Die Welt gehört denen, die strategisch denken. Aber wie? Es ist kein sonderliches Geheimnis, dass zahlreiche Unternehmensführer ihre Strategien von bedeutenden Feldherren wie dem König von Makedonien Alexander der Große¹, dem französischen General und Kaiser Napoleon Bonaparte², dem chinesischen General und Militärstrategen Sunzi³ und dem preußischen General und Militärtheoretiker Carl von Clausewitz⁴ ableiten.

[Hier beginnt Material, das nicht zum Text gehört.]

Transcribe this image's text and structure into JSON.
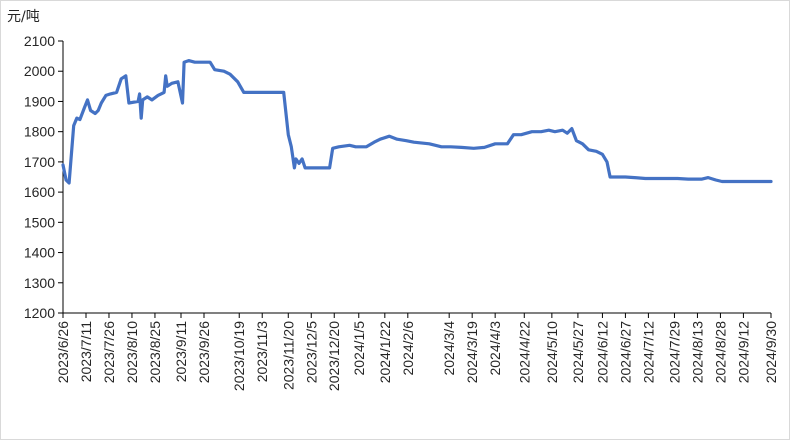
{
  "chart_data": {
    "type": "line",
    "unit_label": "元/吨",
    "title": "",
    "xlabel": "",
    "ylabel": "",
    "ylim": [
      1200,
      2100
    ],
    "y_ticks": [
      1200,
      1300,
      1400,
      1500,
      1600,
      1700,
      1800,
      1900,
      2000,
      2100
    ],
    "x_ticks": [
      "2023/6/26",
      "2023/7/11",
      "2023/7/26",
      "2023/8/10",
      "2023/8/25",
      "2023/9/11",
      "2023/9/26",
      "2023/10/19",
      "2023/11/3",
      "2023/11/20",
      "2023/12/5",
      "2023/12/20",
      "2024/1/5",
      "2024/1/22",
      "2024/2/6",
      "2024/3/4",
      "2024/3/19",
      "2024/4/3",
      "2024/4/22",
      "2024/5/10",
      "2024/5/27",
      "2024/6/12",
      "2024/6/27",
      "2024/7/12",
      "2024/7/29",
      "2024/8/13",
      "2024/8/28",
      "2024/9/12",
      "2024/9/30"
    ],
    "grid": false,
    "legend": "none",
    "line_color": "#4472C4",
    "series": [
      {
        "points": [
          [
            "2023/6/26",
            1690
          ],
          [
            "2023/6/28",
            1640
          ],
          [
            "2023/6/30",
            1630
          ],
          [
            "2023/7/3",
            1820
          ],
          [
            "2023/7/5",
            1845
          ],
          [
            "2023/7/7",
            1840
          ],
          [
            "2023/7/10",
            1880
          ],
          [
            "2023/7/12",
            1905
          ],
          [
            "2023/7/14",
            1870
          ],
          [
            "2023/7/17",
            1860
          ],
          [
            "2023/7/19",
            1870
          ],
          [
            "2023/7/21",
            1895
          ],
          [
            "2023/7/24",
            1920
          ],
          [
            "2023/7/27",
            1925
          ],
          [
            "2023/7/31",
            1930
          ],
          [
            "2023/8/3",
            1975
          ],
          [
            "2023/8/6",
            1985
          ],
          [
            "2023/8/8",
            1895
          ],
          [
            "2023/8/14",
            1900
          ],
          [
            "2023/8/15",
            1925
          ],
          [
            "2023/8/16",
            1845
          ],
          [
            "2023/8/17",
            1905
          ],
          [
            "2023/8/20",
            1915
          ],
          [
            "2023/8/23",
            1905
          ],
          [
            "2023/8/27",
            1920
          ],
          [
            "2023/8/31",
            1930
          ],
          [
            "2023/9/1",
            1985
          ],
          [
            "2023/9/2",
            1950
          ],
          [
            "2023/9/5",
            1960
          ],
          [
            "2023/9/9",
            1965
          ],
          [
            "2023/9/12",
            1895
          ],
          [
            "2023/9/13",
            2030
          ],
          [
            "2023/9/16",
            2035
          ],
          [
            "2023/9/20",
            2030
          ],
          [
            "2023/9/26",
            2030
          ],
          [
            "2023/9/30",
            2030
          ],
          [
            "2023/10/3",
            2005
          ],
          [
            "2023/10/9",
            2000
          ],
          [
            "2023/10/13",
            1990
          ],
          [
            "2023/10/18",
            1965
          ],
          [
            "2023/10/22",
            1930
          ],
          [
            "2023/10/30",
            1930
          ],
          [
            "2023/11/9",
            1930
          ],
          [
            "2023/11/17",
            1930
          ],
          [
            "2023/11/20",
            1790
          ],
          [
            "2023/11/22",
            1750
          ],
          [
            "2023/11/24",
            1680
          ],
          [
            "2023/11/25",
            1710
          ],
          [
            "2023/11/27",
            1695
          ],
          [
            "2023/11/29",
            1710
          ],
          [
            "2023/12/1",
            1680
          ],
          [
            "2023/12/10",
            1680
          ],
          [
            "2023/12/17",
            1680
          ],
          [
            "2023/12/19",
            1745
          ],
          [
            "2023/12/23",
            1750
          ],
          [
            "2023/12/30",
            1755
          ],
          [
            "2024/1/3",
            1750
          ],
          [
            "2024/1/10",
            1750
          ],
          [
            "2024/1/15",
            1765
          ],
          [
            "2024/1/19",
            1775
          ],
          [
            "2024/1/25",
            1785
          ],
          [
            "2024/1/30",
            1775
          ],
          [
            "2024/2/5",
            1770
          ],
          [
            "2024/2/10",
            1765
          ],
          [
            "2024/2/20",
            1760
          ],
          [
            "2024/2/28",
            1750
          ],
          [
            "2024/3/5",
            1750
          ],
          [
            "2024/3/12",
            1748
          ],
          [
            "2024/3/20",
            1745
          ],
          [
            "2024/3/27",
            1748
          ],
          [
            "2024/4/3",
            1760
          ],
          [
            "2024/4/8",
            1760
          ],
          [
            "2024/4/11",
            1760
          ],
          [
            "2024/4/15",
            1790
          ],
          [
            "2024/4/20",
            1790
          ],
          [
            "2024/4/27",
            1800
          ],
          [
            "2024/5/3",
            1800
          ],
          [
            "2024/5/8",
            1805
          ],
          [
            "2024/5/12",
            1800
          ],
          [
            "2024/5/17",
            1805
          ],
          [
            "2024/5/20",
            1795
          ],
          [
            "2024/5/23",
            1810
          ],
          [
            "2024/5/26",
            1770
          ],
          [
            "2024/5/30",
            1760
          ],
          [
            "2024/6/3",
            1740
          ],
          [
            "2024/6/8",
            1735
          ],
          [
            "2024/6/12",
            1725
          ],
          [
            "2024/6/15",
            1700
          ],
          [
            "2024/6/17",
            1650
          ],
          [
            "2024/6/22",
            1650
          ],
          [
            "2024/6/27",
            1650
          ],
          [
            "2024/7/3",
            1648
          ],
          [
            "2024/7/10",
            1645
          ],
          [
            "2024/7/18",
            1645
          ],
          [
            "2024/7/25",
            1645
          ],
          [
            "2024/7/31",
            1645
          ],
          [
            "2024/8/7",
            1643
          ],
          [
            "2024/8/12",
            1643
          ],
          [
            "2024/8/16",
            1643
          ],
          [
            "2024/8/20",
            1648
          ],
          [
            "2024/8/25",
            1640
          ],
          [
            "2024/8/29",
            1635
          ],
          [
            "2024/9/5",
            1635
          ],
          [
            "2024/9/12",
            1635
          ],
          [
            "2024/9/17",
            1635
          ],
          [
            "2024/9/23",
            1635
          ],
          [
            "2024/9/30",
            1635
          ]
        ]
      }
    ]
  }
}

Reinhold Würth bildet hier keine Ausnahme, als er Anfang der Sechzigerjahre individuelle Prioritäten im Wettbewerb um die Marktführerschaft in der Schraubenbranche festlegte: „Im Wettbewerb wie im Krieg wählt man ja zwischen verschiedenen Strategien, um sein Ziel zu erreichen. Jedes Unternehmen, jede Armee hat nur begrenzte Ressourcen, sodass man bestimmte Prioritäten setzen muss, um den optimalen Return on Investment zu erzielen. Ich bin wahrscheinlich etwas unorthodox vorgegangen, indem ich unsere Kräfte nicht auf einen bestimmten Punkt konzentrierte – nach der Devise: eine Lücke suchen, durchbrechen und die Front von hinten aufrollen. So sind wir Deutschen in den Panzerschlachten des Zweiten Weltkrieges verfahren. Eine solche Strategie wirkt zwar verhältnismäßig schnell, ist aber auch riskant […] Ich habe andere Prioritäten gesetzt, in dem ich nicht erst den deutschen Markt erschloss und dann ins Ausland ging, sondern umgekehrt […] Man kann meine Strategie in folgendes Bild fassen: Anstatt den Druck auf einen bestimmten Punkt der Front zu konzentrieren, um hier den Durchbruch zu erzwingen, habe ich den Druck auf die ganze Front verteilt, über mehrere Jahre aufrechterhalten und schließlich die Front in voller Länge eingedrückt. Es war wie ein Ermüdungsbruch. Aber dadurch sind wir nicht nur in Deutschland, sondern zugleich auch weltweit Marktführer geworden.“⁵

Wenn von Erfolg gesprochen wird, fällt dieser Begriff häufig im Zusammenhang mit einer Strategieumsetzung. Damit ist gemeint, dass der Leader Leitlinien, Ziele, Berechnungen und Vorgehensweisen entwickelt, die in konkrete, operative Handlungsanweisungen münden. Diese Anweisungen ermöglichen ein effizientes Arbeiten, beanspruchen jedoch ein universelles Verantwortungsbewusstsein – im Außenverhältnis gegenüber Kunden, Subunternehmern/ Lieferanten und freien Mitarbeitern, im Innenverhältnis gegenüber Gesellschaftern/Geldgebern und festen Mitarbeitern. Es ist mitnichten nur eine Legende, dass Organisationen das große Ganze mit inhaltlichen Vorhaben, Gestaltungsmöglichkeiten und relevanten Zielsetzungen entwickeln, planen und umsetzen. Im Besonderen das strategische Management erarbeitet vielfältige Absatz-, Personal-, Produktions-, Wachstums- und Wettbewerbspläne zur Erreichung wirtschaftlicher Ziele.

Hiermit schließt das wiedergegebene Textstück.